Man kann also immer machen, was man will. Solange man die Handlungsfreiheit anderer wiederum nicht einschränkt. Mit dem Geld schränkt er das Gewissen mancher ein und verkauft vielleicht in einer anderen Welt sich damit an den Orffschen Luzifer. Und mit Musikänderungen an Orff schränkt er dessen posthume Rechte ein. Ja, das mag langweilig erscheinen, wo Urheberrechtsverletzungen auch kreativ sein können. Bei einer klaren, klassischen und einst zeitgenössischen Partitur erscheint das aber fragwürdig, zumal wenn man selbst als Herr Currentzis von der besonderen, archaischen Instrumentation im Festspiel-Selfmade-Interview spricht, es ganz am Ende aber doch irgendwie glaubt, „verbessern“ zu müssen. Man kann machen was man will.
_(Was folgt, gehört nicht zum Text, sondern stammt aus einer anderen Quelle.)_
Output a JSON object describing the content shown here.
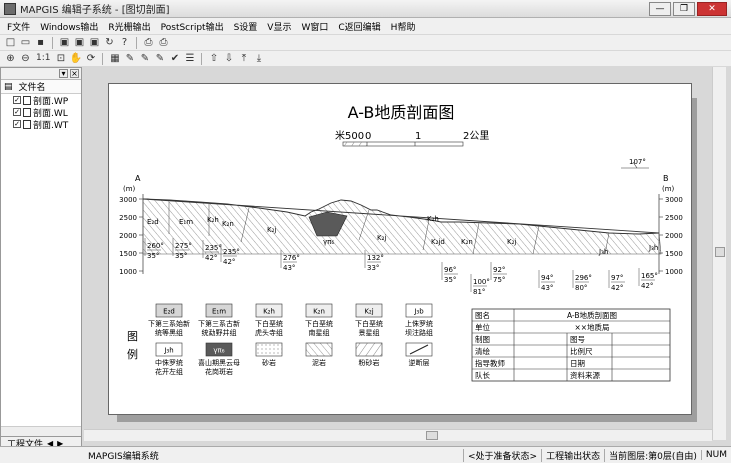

Nur werden da eben auch ehemals sehr Neugierige, wie ich es mal auf Currentzis war, irgendwann nicht mehr mitgehen. Mit Eingriffen ins Werk: das war’s dann endgültig. Man fragt sich, ob er auch so eigenmächtig mit heutigen Komponist:innen verfährt? Mancher scheint durch die Kritik hier und den vorigen Blogs schon sehr erbost zu sein. Doch wo beginnt Handlungsfreiheit, wo endet sie? Sie ist jedenfalls z.B. im Sinne der deutschen grundgesetzlichen Lesart nicht so grenzenlos, wie man sie von so vielen Seiten nach 2020 als vollkommem frei apostrophierte. Das führte uns schon einmal an Abgründe. Und auch Russland, sein Krieg, sein Sponsoring, führt derzeit in weitere Abgründe, vor allem, wenn man sich diesen, also dem Geld dieser Abgründe, nicht baldigst deutlichst entzieht, z.B. am 18.8.22 sein Bleiben im Westen verkündet, ohne jegliche Absicherung, wie all die Geflüchteten oder gar auch Ensembles zu Zeiten der Sowjetunion, von Diaghilew und den Ballets russes bis hin zum Georgischen Kammerorchester. Oder heute das Sinfonieorchester von Luhansk, das 2014 nach Sewjerodonezk umzog und 2022 nun nach Lviv flüchten musste. Wenn das ein ukrainisches Orchester derzeit muss, kann das auch ein russisches – fundamental für das Leben der Beteiligten ist es, wäre es immer, kommt aber in diesen Tagen sehr oft vor.